"Resumo em mim a herança terrestre e o estado do universo neste instante. Todo bom biógrafo sabe que, para que conheçam seu herói, ele deve inicialmente evocar a época, a civilização, a sciedade à qual aquele pertence - e também remontar o mais longe possível a cadeia de seus ascendentes. A soma de tais informações é, no entanto, ínfima se a confrontarmos com a inesgotável multiplicidade de relações que cada elemento de uma existência mantém com o Todo. Cada um tem, além disso, uma significação diferente, quer o consideremos sob um ponto de vista ou sob outro. Este fato: 'nasci em Paris' não representa a mesma coisa aos olhos de um parisiense, de um provinciano, de um estrangeiro. Sua aparente simplicidade se dispersa através dos milhões de indivíduos que mantêm relações diversas com a cidade de Paris.
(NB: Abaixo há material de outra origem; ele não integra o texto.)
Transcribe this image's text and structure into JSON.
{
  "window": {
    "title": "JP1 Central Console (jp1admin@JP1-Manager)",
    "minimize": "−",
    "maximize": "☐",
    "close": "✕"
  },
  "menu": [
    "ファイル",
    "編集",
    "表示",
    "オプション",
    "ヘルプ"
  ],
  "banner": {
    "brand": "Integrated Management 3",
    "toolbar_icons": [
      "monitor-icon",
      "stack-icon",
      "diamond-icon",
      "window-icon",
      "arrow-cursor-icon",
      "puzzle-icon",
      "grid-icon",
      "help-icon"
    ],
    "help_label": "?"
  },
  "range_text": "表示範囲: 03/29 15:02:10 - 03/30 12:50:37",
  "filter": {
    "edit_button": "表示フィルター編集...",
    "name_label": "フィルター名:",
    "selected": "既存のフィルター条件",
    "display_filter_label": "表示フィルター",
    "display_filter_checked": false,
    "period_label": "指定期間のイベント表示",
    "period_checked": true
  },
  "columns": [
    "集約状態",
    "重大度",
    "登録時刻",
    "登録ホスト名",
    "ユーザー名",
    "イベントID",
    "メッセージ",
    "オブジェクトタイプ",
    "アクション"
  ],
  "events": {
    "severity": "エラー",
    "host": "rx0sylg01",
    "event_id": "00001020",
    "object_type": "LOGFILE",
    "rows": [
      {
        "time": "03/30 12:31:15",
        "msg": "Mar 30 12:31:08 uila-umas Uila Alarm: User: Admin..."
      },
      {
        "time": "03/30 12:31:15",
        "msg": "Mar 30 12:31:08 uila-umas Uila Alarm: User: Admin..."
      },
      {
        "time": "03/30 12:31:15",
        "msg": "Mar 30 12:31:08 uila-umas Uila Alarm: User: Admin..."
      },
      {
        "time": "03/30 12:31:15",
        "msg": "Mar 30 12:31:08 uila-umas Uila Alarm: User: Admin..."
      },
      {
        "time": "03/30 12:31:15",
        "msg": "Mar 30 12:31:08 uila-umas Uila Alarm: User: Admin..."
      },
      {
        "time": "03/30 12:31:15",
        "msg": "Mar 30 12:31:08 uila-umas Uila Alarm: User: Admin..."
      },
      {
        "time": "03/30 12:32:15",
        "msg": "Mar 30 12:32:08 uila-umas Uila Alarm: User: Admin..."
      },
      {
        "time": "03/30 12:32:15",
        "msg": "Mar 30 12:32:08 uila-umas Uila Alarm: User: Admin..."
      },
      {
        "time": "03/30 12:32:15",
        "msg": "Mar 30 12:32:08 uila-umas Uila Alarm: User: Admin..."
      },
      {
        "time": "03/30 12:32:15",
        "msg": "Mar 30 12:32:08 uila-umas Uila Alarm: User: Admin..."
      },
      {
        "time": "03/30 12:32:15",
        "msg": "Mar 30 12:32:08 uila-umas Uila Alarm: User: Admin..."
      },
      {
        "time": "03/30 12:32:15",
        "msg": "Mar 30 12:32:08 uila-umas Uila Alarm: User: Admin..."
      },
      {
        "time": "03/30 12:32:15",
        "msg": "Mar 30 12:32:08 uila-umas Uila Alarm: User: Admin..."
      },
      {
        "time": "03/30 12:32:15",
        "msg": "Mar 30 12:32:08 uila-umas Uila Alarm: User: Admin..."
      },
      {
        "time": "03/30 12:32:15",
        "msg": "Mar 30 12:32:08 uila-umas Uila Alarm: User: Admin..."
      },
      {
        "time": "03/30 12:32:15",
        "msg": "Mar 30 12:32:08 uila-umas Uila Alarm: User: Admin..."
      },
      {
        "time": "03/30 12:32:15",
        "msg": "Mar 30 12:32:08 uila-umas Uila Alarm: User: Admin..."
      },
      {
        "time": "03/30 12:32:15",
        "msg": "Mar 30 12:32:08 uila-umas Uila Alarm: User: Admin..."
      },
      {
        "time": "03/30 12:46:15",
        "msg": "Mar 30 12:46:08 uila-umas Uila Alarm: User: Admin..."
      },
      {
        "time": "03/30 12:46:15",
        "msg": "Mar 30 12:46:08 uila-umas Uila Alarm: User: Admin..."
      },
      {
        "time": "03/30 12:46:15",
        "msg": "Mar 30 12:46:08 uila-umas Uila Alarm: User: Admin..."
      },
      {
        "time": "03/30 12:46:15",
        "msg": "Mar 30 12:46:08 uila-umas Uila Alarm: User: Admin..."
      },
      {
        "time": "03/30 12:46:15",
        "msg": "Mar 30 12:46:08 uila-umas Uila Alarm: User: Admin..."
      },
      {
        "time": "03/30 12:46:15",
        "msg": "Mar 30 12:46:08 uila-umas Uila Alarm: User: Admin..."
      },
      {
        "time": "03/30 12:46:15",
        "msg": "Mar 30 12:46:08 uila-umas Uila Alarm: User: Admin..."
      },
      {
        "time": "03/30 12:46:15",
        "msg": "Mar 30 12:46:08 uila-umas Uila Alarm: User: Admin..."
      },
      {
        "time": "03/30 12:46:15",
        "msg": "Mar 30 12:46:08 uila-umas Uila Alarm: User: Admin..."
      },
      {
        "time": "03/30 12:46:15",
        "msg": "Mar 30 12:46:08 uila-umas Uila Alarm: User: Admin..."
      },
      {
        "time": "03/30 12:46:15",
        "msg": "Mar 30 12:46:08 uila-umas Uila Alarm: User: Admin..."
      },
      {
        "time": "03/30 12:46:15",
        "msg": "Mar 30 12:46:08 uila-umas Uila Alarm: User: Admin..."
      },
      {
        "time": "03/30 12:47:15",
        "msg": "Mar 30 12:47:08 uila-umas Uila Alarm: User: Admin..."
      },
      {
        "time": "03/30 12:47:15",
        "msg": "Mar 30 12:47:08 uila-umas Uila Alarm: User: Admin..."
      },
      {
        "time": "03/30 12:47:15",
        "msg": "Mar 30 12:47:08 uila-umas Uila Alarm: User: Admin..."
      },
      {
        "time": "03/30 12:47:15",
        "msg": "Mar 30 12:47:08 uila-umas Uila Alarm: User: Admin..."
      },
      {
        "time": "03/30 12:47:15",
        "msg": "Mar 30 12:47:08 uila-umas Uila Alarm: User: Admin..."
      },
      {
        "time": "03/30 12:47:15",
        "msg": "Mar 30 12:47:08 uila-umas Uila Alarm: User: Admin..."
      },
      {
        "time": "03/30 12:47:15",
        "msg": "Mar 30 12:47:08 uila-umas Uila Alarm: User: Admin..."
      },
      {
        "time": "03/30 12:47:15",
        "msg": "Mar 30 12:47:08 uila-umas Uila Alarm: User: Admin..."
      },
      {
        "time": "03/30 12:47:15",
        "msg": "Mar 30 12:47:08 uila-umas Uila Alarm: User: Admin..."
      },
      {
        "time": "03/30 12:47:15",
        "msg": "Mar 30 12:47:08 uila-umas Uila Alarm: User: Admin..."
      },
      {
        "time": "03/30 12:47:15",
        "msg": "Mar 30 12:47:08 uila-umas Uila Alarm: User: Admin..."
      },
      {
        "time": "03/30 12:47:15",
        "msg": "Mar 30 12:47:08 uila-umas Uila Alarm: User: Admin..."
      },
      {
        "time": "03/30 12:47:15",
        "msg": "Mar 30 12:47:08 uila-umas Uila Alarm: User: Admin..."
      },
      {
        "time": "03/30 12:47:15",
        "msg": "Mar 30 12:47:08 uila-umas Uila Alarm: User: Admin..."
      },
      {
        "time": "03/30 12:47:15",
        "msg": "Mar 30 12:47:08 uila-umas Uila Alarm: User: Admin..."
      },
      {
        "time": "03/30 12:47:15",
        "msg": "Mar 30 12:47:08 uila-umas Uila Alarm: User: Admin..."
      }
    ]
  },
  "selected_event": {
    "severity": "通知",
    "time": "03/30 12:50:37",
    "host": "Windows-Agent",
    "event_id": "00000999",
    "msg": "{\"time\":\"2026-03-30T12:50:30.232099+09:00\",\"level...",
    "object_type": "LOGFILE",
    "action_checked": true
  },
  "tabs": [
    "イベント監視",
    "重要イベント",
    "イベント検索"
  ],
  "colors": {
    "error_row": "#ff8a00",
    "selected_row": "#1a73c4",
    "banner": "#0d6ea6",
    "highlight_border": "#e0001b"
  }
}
E, no entanto, uma vida é também uma realidade finita. Tem um centro de interiorização, um eu que, através de todos os momentos, se coloca como idêntico (...). Não se pode captar e cingir uma vida como se capta e cinge uma coisa (...). Mas podemos fazer-nos algumas perguntas a seu respeito: como se faz uma vida? qual é nela a contribuição das circunstâncias, da necessidade, do acaso, das escolhas e das iniciativas do sujeito?"
(In. Balanço Final. Rio de Janeiro: Nova Fronteira, 1972, p.10).